Research Post

Adaptive Gradient Methods Converge Faster with Over-Parameterization (and you can do a line-search)


Adaptive gradient methods are typically used for training over-parameterized models capable of exactly fitting the data; we thus study their convergence in this interpolation setting. Under an interpolation assumption, we prove that AMSGrad with a constant step-size and momentum can converge to the minimizer at the faster O(1/T) rate for smooth, convex functions. Furthermore, in this setting, we show that AdaGrad can achieve an O(1) regret in the online convex optimization framework. When interpolation is only approximately satisfied, we show that constant step-size AMSGrad converges to a neighbourhood of the solution. On the other hand, we prove that AdaGrad is robust to the violation of interpolation and converges to the minimizer at the optimal rate.

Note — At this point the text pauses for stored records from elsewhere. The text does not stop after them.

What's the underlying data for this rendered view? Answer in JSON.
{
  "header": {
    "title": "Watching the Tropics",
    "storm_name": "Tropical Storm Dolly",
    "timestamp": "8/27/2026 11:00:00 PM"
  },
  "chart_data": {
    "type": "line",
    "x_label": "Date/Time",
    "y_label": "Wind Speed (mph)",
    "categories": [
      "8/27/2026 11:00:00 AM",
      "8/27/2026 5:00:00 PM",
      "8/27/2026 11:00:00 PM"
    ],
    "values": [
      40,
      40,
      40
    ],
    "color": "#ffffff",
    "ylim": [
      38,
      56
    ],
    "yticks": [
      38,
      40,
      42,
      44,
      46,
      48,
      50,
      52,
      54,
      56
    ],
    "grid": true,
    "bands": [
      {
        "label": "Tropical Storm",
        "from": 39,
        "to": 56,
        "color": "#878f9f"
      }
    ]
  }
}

However, we demonstrate that even for simple, convex problems satisfying interpolation, the empirical performance of these methods heavily depends on the step-size and requires tuning. We alleviate this problem by using stochastic line-search (SLS) and Polyak's step-sizes (SPS) to help these methods adapt to the function's local smoothness. By using these techniques, we prove that AdaGrad and AMSGrad do not require knowledge of problem-dependent constants and retain the convergence guarantees of their constant step-size counterparts. Experimentally, we show that these techniques help improve the convergence and generalization performance across tasks, from binary classification with kernel mappings to classification with deep neural networks.